Я тогда еще в поселке копошился: из райкоопа продукты таскал, порох, дробь — в общем, к зиме начал запасаться. Думаю, две ездки еще сделаю до ледостава, а остатки охотоведа попрошу завезти. Тут вдруг Лешка прибегает: батя, прихвати с собой моих гостей. Я говорю: «Взять не штука, а куда я провиант девать буду?» А он не отстает: ну возьми, еще разок сгоняешь. Подумал я, прикинул время и согласился — ладно, думаю, может, успею лишний раз обернуться. И охотоведа просить не надо. (Я с ним не особо лажу — нехороший мужик, из залетных. То он сортность плохую ставит, если шкуркой не задаришь, то рыбы ему дай.) Прикинул я, значит, все это и говорю: «Приводи своего кандидата, завтра по утряку поедем».

Вечером приходят. Кандидат этот — здоровенный парень, борода лопатой, очки. Девчонка у него тоже ничего — красивая такая, высокая. Обои в свитерах, в курточках новых. Познакомились, побеседовали немножко. Анна Тимофеевна моя на стол собрала, Лешка в магазин слетал за вином. Они — кандидат с подружкой своей — ахают да охают: ай да брусничка, вот так груздочки! Анна Тимофеевна на кого хошь угодит: я других таких пирогов с черемухой ни у кого не видал, такого борща во всем поселке не нюхал. А грибы да брусника — это уж у всех умеют. Ну вот, под чарку да закуску разговор, конечно, завязался: они про зимовье узнают, про жизнь мою лесную.

А что рассказывать — сами увидите. Вы нас просвещайте. У вас в Тюмени поболе интересного.

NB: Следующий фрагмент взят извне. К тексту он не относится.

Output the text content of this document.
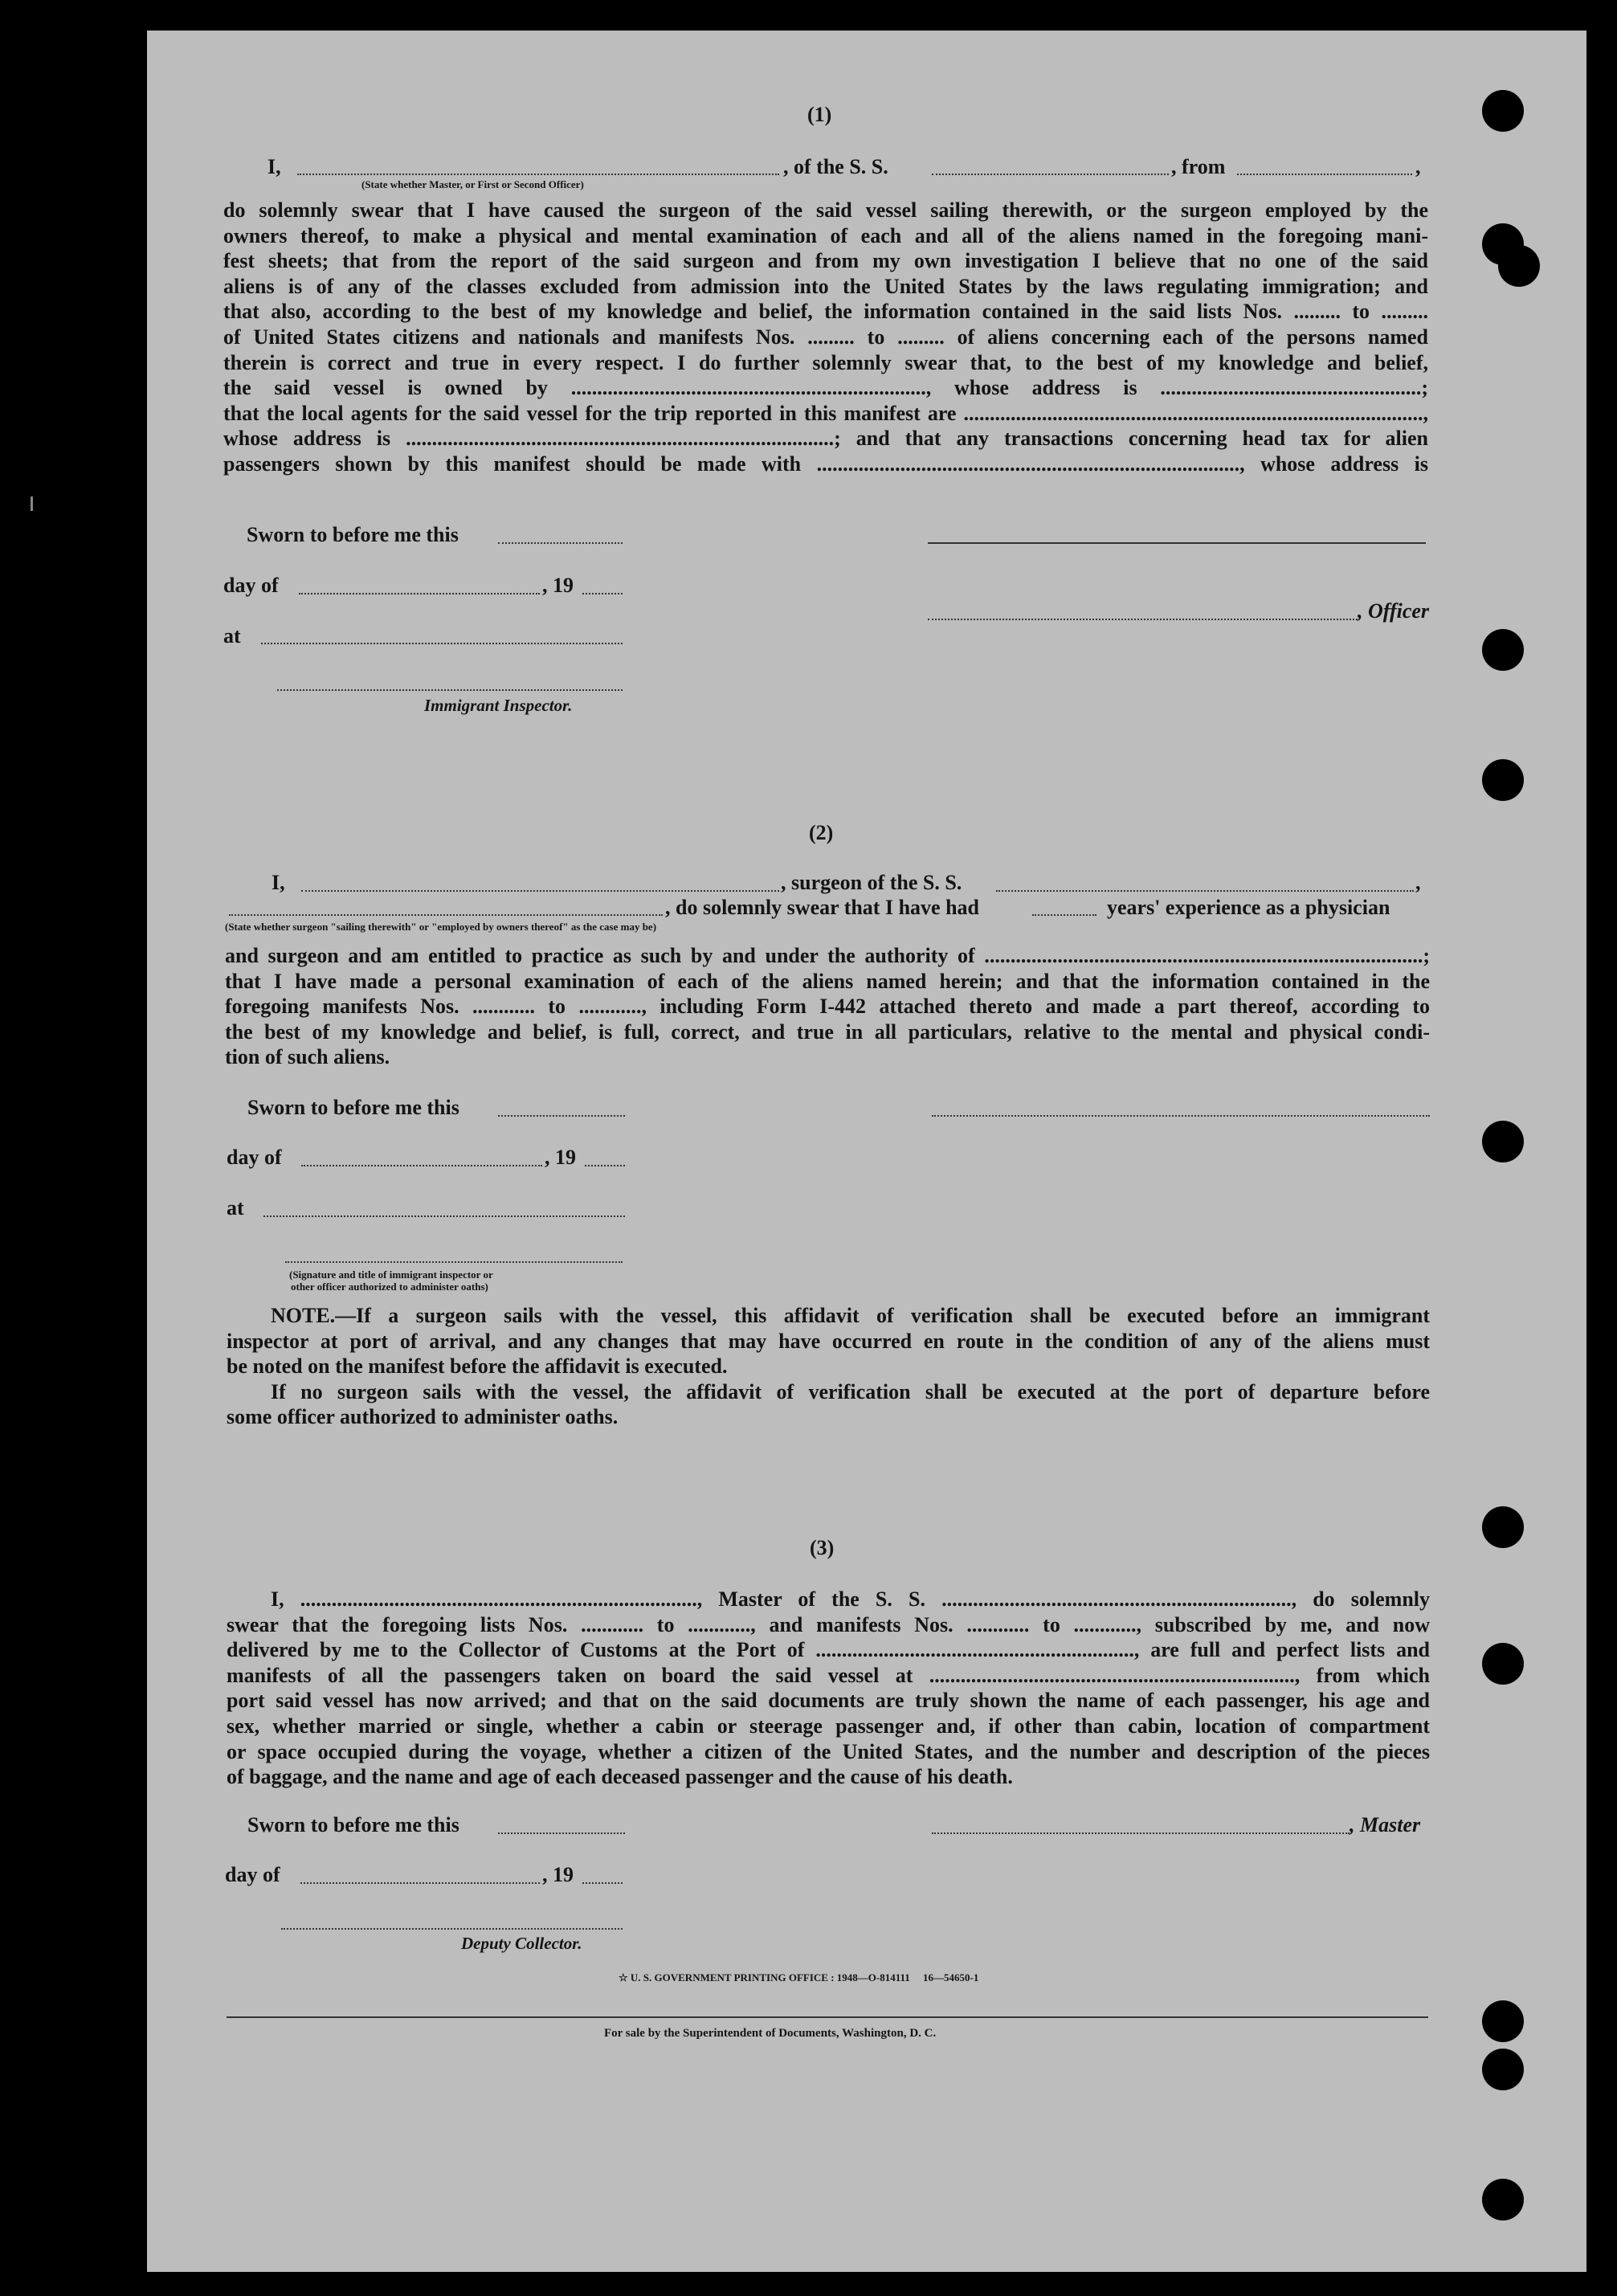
(1)
I,	, of the S. S.	, from	,
(State whether Master, or First or Second Officer)
do solemnly swear that I have caused the surgeon of the said vessel sailing therewith, or the surgeon employed by the
owners thereof, to make a physical and mental examination of each and all of the aliens named in the foregoing mani-
fest sheets; that from the report of the said surgeon and from my own investigation I believe that no one of the said
aliens is of any of the classes excluded from admission into the United States by the laws regulating immigration; and
that also, according to the best of my knowledge and belief, the information contained in the said lists Nos. ......... to .........
of United States citizens and nationals and manifests Nos. ......... to ......... of aliens concerning each of the persons named
therein is correct and true in every respect. I do further solemnly swear that, to the best of my knowledge and belief,
the said vessel is owned by ...................................................................., whose address is ..................................................;
that the local agents for the said vessel for the trip reported in this manifest are ........................................................................................,
whose address is ..................................................................................; and that any transactions concerning head tax for alien
passengers shown by this manifest should be made with ................................................................................., whose address is
Sworn to before me this
day of	, 19
, Officer
at
Immigrant Inspector.
(2)
I,	, surgeon of the S. S.	,
, do solemnly swear that I have had	years' experience as a physician
(State whether surgeon "sailing therewith" or "employed by owners thereof" as the case may be)
and surgeon and am entitled to practice as such by and under the authority of ....................................................................................;
that I have made a personal examination of each of the aliens named herein; and that the information contained in the
foregoing manifests Nos. ............ to ............, including Form I-442 attached thereto and made a part thereof, according to
the best of my knowledge and belief, is full, correct, and true in all particulars, relative to the mental and physical condi-
tion of such aliens.
Sworn to before me this
day of	, 19
at
(Signature and title of immigrant inspector or
other officer authorized to administer oaths)
NOTE.—If a surgeon sails with the vessel, this affidavit of verification shall be executed before an immigrant
inspector at port of arrival, and any changes that may have occurred en route in the condition of any of the aliens must
be noted on the manifest before the affidavit is executed.
If no surgeon sails with the vessel, the affidavit of verification shall be executed at the port of departure before
some officer authorized to administer oaths.
(3)
I, ............................................................................, Master of the S. S. ..................................................................., do solemnly
swear that the foregoing lists Nos. ............ to ............, and manifests Nos. ............ to ............, subscribed by me, and now
delivered by me to the Collector of Customs at the Port of ............................................................., are full and perfect lists and
manifests of all the passengers taken on board the said vessel at ......................................................................, from which
port said vessel has now arrived; and that on the said documents are truly shown the name of each passenger, his age and
sex, whether married or single, whether a cabin or steerage passenger and, if other than cabin, location of compartment
or space occupied during the voyage, whether a citizen of the United States, and the number and description of the pieces
of baggage, and the name and age of each deceased passenger and the cause of his death.
Sworn to before me this	, Master
day of	, 19
Deputy Collector.
☆ U. S. GOVERNMENT PRINTING OFFICE : 1948—O-814111     16—54650-1
For sale by the Superintendent of Documents, Washington, D. C.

Про науку я спросил: зачем же реки назад поворачивать будут? Думал, расскажет, что да почему, а он как заругается: это, дескать, головотяпы придумывают — природу насовсем губят. И пошел: все нарушают, лес сводят, рыбу химией травят. Я соглашаюсь, само собой — и у нас тайга беднеет год от году. После войны еще, помню, на рыбалку ездить в заводе не было. Прямо в поселке переметы стояли. Мужики проверят утром, выберут себе сколько надо, остальную рыбу на берегу свалят — старухам в снедь. Теперь не так: до меня иной раз на моторке подымутся — полтораста верст. А дичи сколько было — выйдешь, бывало, из зимовья, а косачи весь конек облепили, и на лабазе сидят, и на всех березах их как мошкары. Зайца тоже мало стало — но тут года просто были плохие: то наводнение, то мор какой-то нападет.

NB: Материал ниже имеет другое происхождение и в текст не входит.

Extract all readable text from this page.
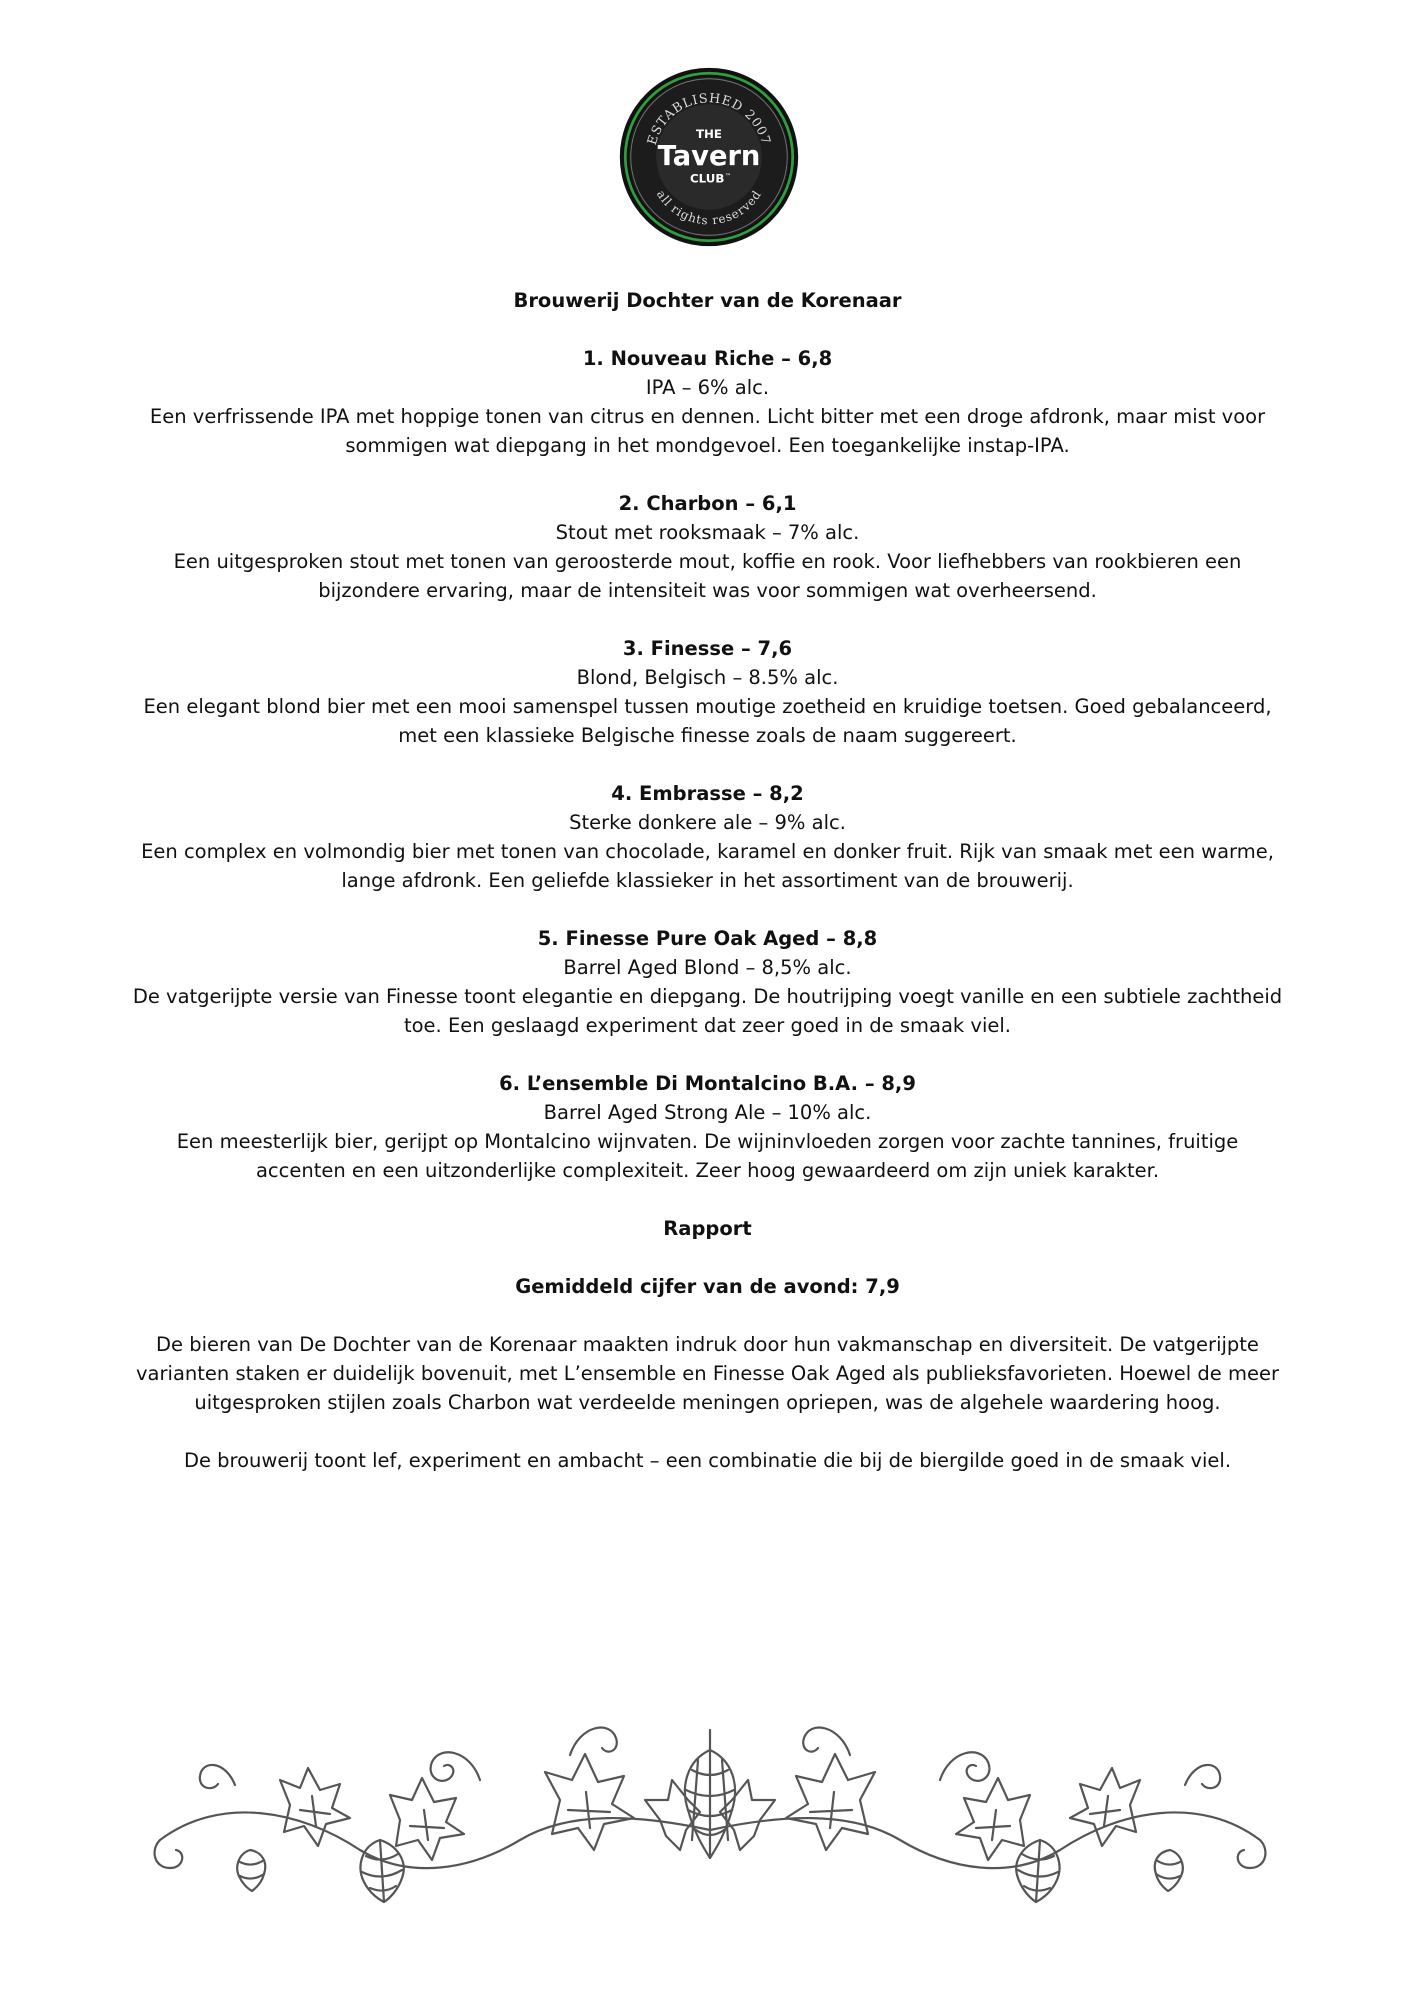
ESTABLISHED 2007
all rights reserved
THE
Tavern
CLUB ™
Brouwerij Dochter van de Korenaar
1. Nouveau Riche – 6,8
IPA – 6% alc.
Een verfrissende IPA met hoppige tonen van citrus en dennen. Licht bitter met een droge afdronk, maar mist voor sommigen wat diepgang in het mondgevoel. Een toegankelijke instap-IPA.
2. Charbon – 6,1
Stout met rooksmaak – 7% alc.
Een uitgesproken stout met tonen van geroosterde mout, koffie en rook. Voor liefhebbers van rookbieren een bijzondere ervaring, maar de intensiteit was voor sommigen wat overheersend.
3. Finesse – 7,6
Blond, Belgisch – 8.5% alc.
Een elegant blond bier met een mooi samenspel tussen moutige zoetheid en kruidige toetsen. Goed gebalanceerd, met een klassieke Belgische finesse zoals de naam suggereert.
4. Embrasse – 8,2
Sterke donkere ale – 9% alc.
Een complex en volmondig bier met tonen van chocolade, karamel en donker fruit. Rijk van smaak met een warme, lange afdronk. Een geliefde klassieker in het assortiment van de brouwerij.
5. Finesse Pure Oak Aged – 8,8
Barrel Aged Blond – 8,5% alc.
De vatgerijpte versie van Finesse toont elegantie en diepgang. De houtrijping voegt vanille en een subtiele zachtheid toe. Een geslaagd experiment dat zeer goed in de smaak viel.
6. L’ensemble Di Montalcino B.A. – 8,9
Barrel Aged Strong Ale – 10% alc.
Een meesterlijk bier, gerijpt op Montalcino wijnvaten. De wijninvloeden zorgen voor zachte tannines, fruitige accenten en een uitzonderlijke complexiteit. Zeer hoog gewaardeerd om zijn uniek karakter.
Rapport
Gemiddeld cijfer van de avond: 7,9
De bieren van De Dochter van de Korenaar maakten indruk door hun vakmanschap en diversiteit. De vatgerijpte varianten staken er duidelijk bovenuit, met L’ensemble en Finesse Oak Aged als publieksfavorieten. Hoewel de meer uitgesproken stijlen zoals Charbon wat verdeelde meningen opriepen, was de algehele waardering hoog.
De brouwerij toont lef, experiment en ambacht – een combinatie die bij de biergilde goed in de smaak viel.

— Ну вот, — кандидат кивает. — А отчего у вас-то тайга хиреет? У вас заводов нету, а все равно хуже становится. Это, — объясняет, — баланс повредили.

И слово какое-то к этому балансу пристегнул — на «геологический» смахивает. И вообще, говорит, жизнь наперекос пошла, никакого вдохновения нету. А я говорю:

— Что ж тебе не живется? Ты вот одет-обут, тело у тебя сытое. Изучай свою науку да открытия делай.

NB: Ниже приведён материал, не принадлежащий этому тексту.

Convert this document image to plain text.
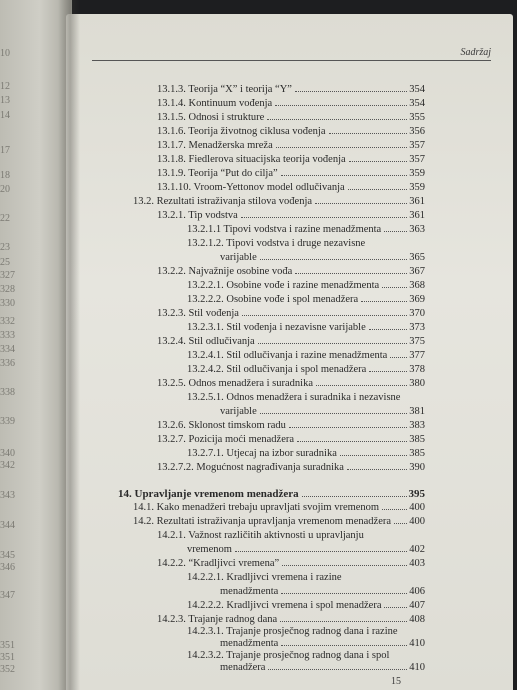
10
12
13
14
17
18
20
22
23
25
327
328
330
332
333
334
336
338
339
340
342
343
344
345
346
347
351
351
352
Sadržaj
13.1.3. Teorija “X” i teorija “Y”	354
13.1.4. Kontinuum vođenja	354
13.1.5. Odnosi i strukture	355
13.1.6. Teorija životnog ciklusa vođenja	356
13.1.7. Menadžerska mreža	357
13.1.8. Fiedlerova situacijska teorija vođenja	357
13.1.9. Teorija “Put do cilja”	359
13.1.10. Vroom-Yettonov model odlučivanja	359
13.2. Rezultati istraživanja stilova vođenja	361
13.2.1. Tip vodstva	361
13.2.1.1 Tipovi vodstva i razine menadžmenta	363
13.2.1.2. Tipovi vodstva i druge nezavisne
varijable	365
13.2.2. Najvažnije osobine vođa	367
13.2.2.1. Osobine vođe i razine menadžmenta	368
13.2.2.2. Osobine vođe i spol menadžera	369
13.2.3. Stil vođenja	370
13.2.3.1. Stil vođenja i nezavisne varijable	373
13.2.4. Stil odlučivanja	375
13.2.4.1. Stil odlučivanja i razine menadžmenta 377
13.2.4.2. Stil odlučivanja i spol menadžera	378
13.2.5. Odnos menadžera i suradnika	380
13.2.5.1. Odnos menadžera i suradnika i nezavisne
varijable	381
13.2.6. Sklonost timskom radu	383
13.2.7. Pozicija moći menadžera	385
13.2.7.1. Utjecaj na izbor suradnika	385
13.2.7.2. Mogućnost nagrađivanja suradnika	390
14. Upravljanje vremenom menadžera	395
14.1. Kako menadžeri trebaju upravljati svojim vremenom	400
14.2. Rezultati istraživanja upravljanja vremenom menadžera 400
14.2.1. Važnost različitih aktivnosti u upravljanju
vremenom	402
14.2.2. “Kradljivci vremena”	403
14.2.2.1. Kradljivci vremena i razine
menadžmenta	406
14.2.2.2. Kradljivci vremena i spol menadžera	407
14.2.3. Trajanje radnog dana	408
14.2.3.1. Trajanje prosječnog radnog dana i razine
menadžmenta	410
14.2.3.2. Trajanje prosječnog radnog dana i spol
menadžera	410
15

— Разочаровался я в науке, — кандидат сообщает. — Она, Илья Никитич, один вред приносит. Надо всем в леса уходить — самим себе пищу доставать.

Спрашиваю тогда:

— А что за наука твоя? Чего она тебе так поперек души уперлась?

— Физик я. Проникаю в тайны атомов, — и этак усмехается.

— Ну и что за тайны в этих атомах?

— А сплошной кавардак, Илья Никитич. Сами мы ничего понять не можем.

— Плохие вы, — говорю, — ученые, если так.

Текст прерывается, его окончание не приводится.